WASHINGTON • Huawei has filed a lawsuit against the US Commerce Department, challenging whether telecommunications equipment it sent from China to the US, and then back to China, is covered by Export Administration Regulations, according to a court filing.
The lawsuit filed last Friday is the latest salvo in a battle between the US government and Huawei.
Washington said the Chinese company's telecoms gear could be used by Beijing to spy. Huawei denies that is the case.
In the lawsuit, Huawei said it shipped telecoms equipment from China, including a computer server and Ethernet switch, to a testing laboratory in California.
After the testing was done, the equipment was being shipped back to China. No application for a licence was made because none was needed, the lawsuit claims.
But the equipment was seized in Alaska by the US government, and no decision has been made about whether a licence is required to ship it, the filing said.
Huawei contends that the equipment did not require a licence because it did not fall into a controlled category and because it was made outside the US and was being returned to the same country from which it came.
Huawei asked for the equipment to be released for shipment or for the US Commerce Department to decide that it was shipped illegally.
Last month, the Trump administration added Huawei to the entity list, barring it from buying needed US parts and components without US government approval.

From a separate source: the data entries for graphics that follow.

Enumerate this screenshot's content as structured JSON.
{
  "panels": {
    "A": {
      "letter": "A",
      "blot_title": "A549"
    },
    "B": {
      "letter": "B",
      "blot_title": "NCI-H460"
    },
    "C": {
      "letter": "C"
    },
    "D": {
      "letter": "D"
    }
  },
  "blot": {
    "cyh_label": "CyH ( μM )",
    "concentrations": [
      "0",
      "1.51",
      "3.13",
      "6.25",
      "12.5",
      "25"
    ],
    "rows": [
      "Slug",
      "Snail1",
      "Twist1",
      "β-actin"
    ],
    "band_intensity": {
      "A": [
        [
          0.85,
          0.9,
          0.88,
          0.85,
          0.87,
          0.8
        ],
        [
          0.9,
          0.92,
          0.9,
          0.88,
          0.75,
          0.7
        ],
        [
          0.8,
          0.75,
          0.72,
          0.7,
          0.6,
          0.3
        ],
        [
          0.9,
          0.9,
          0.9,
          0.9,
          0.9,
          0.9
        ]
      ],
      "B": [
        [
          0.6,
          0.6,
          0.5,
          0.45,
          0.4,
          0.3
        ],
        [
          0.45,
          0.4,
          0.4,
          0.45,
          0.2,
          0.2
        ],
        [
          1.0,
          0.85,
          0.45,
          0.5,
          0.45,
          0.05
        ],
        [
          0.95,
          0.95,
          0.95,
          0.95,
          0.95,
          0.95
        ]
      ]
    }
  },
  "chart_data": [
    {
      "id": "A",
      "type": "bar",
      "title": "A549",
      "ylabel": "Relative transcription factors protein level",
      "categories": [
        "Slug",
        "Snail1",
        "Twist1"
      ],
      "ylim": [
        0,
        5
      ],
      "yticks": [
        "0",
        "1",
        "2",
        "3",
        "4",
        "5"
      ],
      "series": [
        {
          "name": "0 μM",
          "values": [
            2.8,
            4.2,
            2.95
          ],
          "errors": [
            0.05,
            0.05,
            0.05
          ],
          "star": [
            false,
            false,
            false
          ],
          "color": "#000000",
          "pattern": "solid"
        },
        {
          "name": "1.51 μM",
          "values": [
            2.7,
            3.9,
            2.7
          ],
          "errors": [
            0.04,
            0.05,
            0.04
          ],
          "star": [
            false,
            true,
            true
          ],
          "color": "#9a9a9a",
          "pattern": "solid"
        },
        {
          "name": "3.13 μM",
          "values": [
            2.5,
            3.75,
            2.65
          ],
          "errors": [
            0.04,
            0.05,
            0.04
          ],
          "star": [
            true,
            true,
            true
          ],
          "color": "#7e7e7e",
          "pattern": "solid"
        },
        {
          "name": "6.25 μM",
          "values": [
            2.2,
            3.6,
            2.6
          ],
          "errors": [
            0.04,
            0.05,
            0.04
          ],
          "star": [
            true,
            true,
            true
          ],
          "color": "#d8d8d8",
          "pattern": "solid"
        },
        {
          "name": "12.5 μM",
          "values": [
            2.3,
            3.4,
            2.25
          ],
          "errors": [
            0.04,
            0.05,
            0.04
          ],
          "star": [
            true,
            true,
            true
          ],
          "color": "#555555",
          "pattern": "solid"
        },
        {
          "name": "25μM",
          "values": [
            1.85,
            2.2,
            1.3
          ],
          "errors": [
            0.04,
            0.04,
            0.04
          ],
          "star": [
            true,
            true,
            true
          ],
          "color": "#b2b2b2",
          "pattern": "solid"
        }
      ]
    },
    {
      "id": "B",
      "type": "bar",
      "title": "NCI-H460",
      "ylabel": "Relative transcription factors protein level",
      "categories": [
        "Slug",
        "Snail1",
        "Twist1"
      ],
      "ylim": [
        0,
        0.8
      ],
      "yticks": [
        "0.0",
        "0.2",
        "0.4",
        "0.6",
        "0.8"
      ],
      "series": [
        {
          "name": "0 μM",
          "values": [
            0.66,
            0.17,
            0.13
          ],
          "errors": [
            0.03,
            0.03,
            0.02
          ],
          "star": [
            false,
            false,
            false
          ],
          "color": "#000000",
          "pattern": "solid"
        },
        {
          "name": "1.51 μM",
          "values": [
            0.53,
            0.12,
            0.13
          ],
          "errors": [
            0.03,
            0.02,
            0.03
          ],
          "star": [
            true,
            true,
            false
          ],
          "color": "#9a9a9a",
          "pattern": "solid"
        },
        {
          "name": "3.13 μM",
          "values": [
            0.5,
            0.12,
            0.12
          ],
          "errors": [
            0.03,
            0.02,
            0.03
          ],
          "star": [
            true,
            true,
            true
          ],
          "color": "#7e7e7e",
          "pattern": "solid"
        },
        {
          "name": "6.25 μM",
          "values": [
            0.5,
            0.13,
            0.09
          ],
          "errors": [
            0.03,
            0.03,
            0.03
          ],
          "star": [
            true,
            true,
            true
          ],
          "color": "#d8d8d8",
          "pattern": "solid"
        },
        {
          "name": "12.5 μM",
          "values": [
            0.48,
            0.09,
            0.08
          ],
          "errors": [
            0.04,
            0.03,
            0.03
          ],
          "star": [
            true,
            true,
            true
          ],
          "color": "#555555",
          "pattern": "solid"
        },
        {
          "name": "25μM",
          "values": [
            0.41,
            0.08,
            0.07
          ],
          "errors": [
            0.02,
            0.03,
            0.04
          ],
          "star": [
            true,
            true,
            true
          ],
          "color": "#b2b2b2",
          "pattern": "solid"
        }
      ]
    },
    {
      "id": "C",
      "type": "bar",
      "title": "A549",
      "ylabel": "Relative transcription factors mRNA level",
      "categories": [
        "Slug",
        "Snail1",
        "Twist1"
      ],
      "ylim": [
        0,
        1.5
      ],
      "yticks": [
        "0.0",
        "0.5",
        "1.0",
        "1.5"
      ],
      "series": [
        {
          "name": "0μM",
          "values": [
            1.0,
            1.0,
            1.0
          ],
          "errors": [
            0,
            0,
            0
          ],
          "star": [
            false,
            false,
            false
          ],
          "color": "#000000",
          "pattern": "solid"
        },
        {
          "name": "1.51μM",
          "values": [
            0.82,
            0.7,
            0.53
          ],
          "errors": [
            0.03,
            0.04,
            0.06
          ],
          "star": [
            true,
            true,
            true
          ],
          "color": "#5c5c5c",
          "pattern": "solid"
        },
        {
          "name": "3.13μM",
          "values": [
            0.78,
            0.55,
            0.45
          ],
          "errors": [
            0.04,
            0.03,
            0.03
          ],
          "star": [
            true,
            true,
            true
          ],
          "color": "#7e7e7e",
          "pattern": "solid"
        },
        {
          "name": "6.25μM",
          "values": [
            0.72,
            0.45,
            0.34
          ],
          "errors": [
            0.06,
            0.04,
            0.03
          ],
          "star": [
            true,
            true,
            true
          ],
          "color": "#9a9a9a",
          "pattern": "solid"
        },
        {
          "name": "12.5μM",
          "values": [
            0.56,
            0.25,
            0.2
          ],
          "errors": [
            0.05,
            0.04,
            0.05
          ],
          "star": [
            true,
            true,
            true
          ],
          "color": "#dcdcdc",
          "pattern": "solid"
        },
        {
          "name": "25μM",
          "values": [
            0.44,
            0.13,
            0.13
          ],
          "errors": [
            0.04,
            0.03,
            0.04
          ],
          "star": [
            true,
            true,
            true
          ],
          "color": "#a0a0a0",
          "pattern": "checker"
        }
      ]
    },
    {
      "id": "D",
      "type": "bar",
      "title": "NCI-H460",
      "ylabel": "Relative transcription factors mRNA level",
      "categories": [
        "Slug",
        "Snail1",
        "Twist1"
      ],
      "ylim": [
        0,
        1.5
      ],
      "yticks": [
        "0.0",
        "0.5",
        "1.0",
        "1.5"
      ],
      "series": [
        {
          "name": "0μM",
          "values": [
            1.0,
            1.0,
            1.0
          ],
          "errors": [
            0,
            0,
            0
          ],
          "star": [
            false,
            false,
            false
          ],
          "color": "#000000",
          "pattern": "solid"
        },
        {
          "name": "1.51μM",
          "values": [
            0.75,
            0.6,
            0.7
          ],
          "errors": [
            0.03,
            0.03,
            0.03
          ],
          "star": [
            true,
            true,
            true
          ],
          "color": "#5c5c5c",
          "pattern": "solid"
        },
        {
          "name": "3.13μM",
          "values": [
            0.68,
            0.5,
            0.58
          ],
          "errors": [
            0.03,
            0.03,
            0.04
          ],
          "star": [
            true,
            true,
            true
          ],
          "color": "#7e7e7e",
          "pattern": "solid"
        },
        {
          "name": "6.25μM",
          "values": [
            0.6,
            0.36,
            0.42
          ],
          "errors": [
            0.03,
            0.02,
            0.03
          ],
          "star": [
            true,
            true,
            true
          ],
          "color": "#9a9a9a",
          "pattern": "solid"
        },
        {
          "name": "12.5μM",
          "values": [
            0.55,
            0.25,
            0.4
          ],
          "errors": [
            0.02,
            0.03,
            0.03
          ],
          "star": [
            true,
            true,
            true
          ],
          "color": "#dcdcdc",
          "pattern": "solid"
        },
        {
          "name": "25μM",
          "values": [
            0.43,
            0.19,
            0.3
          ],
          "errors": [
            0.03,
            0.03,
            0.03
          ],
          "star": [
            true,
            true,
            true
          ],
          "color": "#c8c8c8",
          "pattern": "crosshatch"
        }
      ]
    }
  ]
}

President Donald Trump has said the US could resolve complaints about Huawei as part of a trade deal.
Huawei chief financial officer Meng Wanzhou, daughter of the company's founder, has been detained in Canada since December on a US warrant.
She is fighting extradition on charges that she misled global banks about Huawei's relationship with a company operating in Iran.
Shortly after her detention, the Chinese authorities detained two Canadian citizens, charging them with espionage.
Meanwhile, FedEx rejected a package containing a Huawei phone being sent from the United Kingdom to the United States in what the express delivery company says was a mistake - which may have been insignificant if not for the tensions between the US and China.
The phone was being sent to a PCMag.com phone analyst, who posted a tweet about the package being sent back and containing a label that said FedEx rejected the parcel "due to US government issue with Huawei and the China government".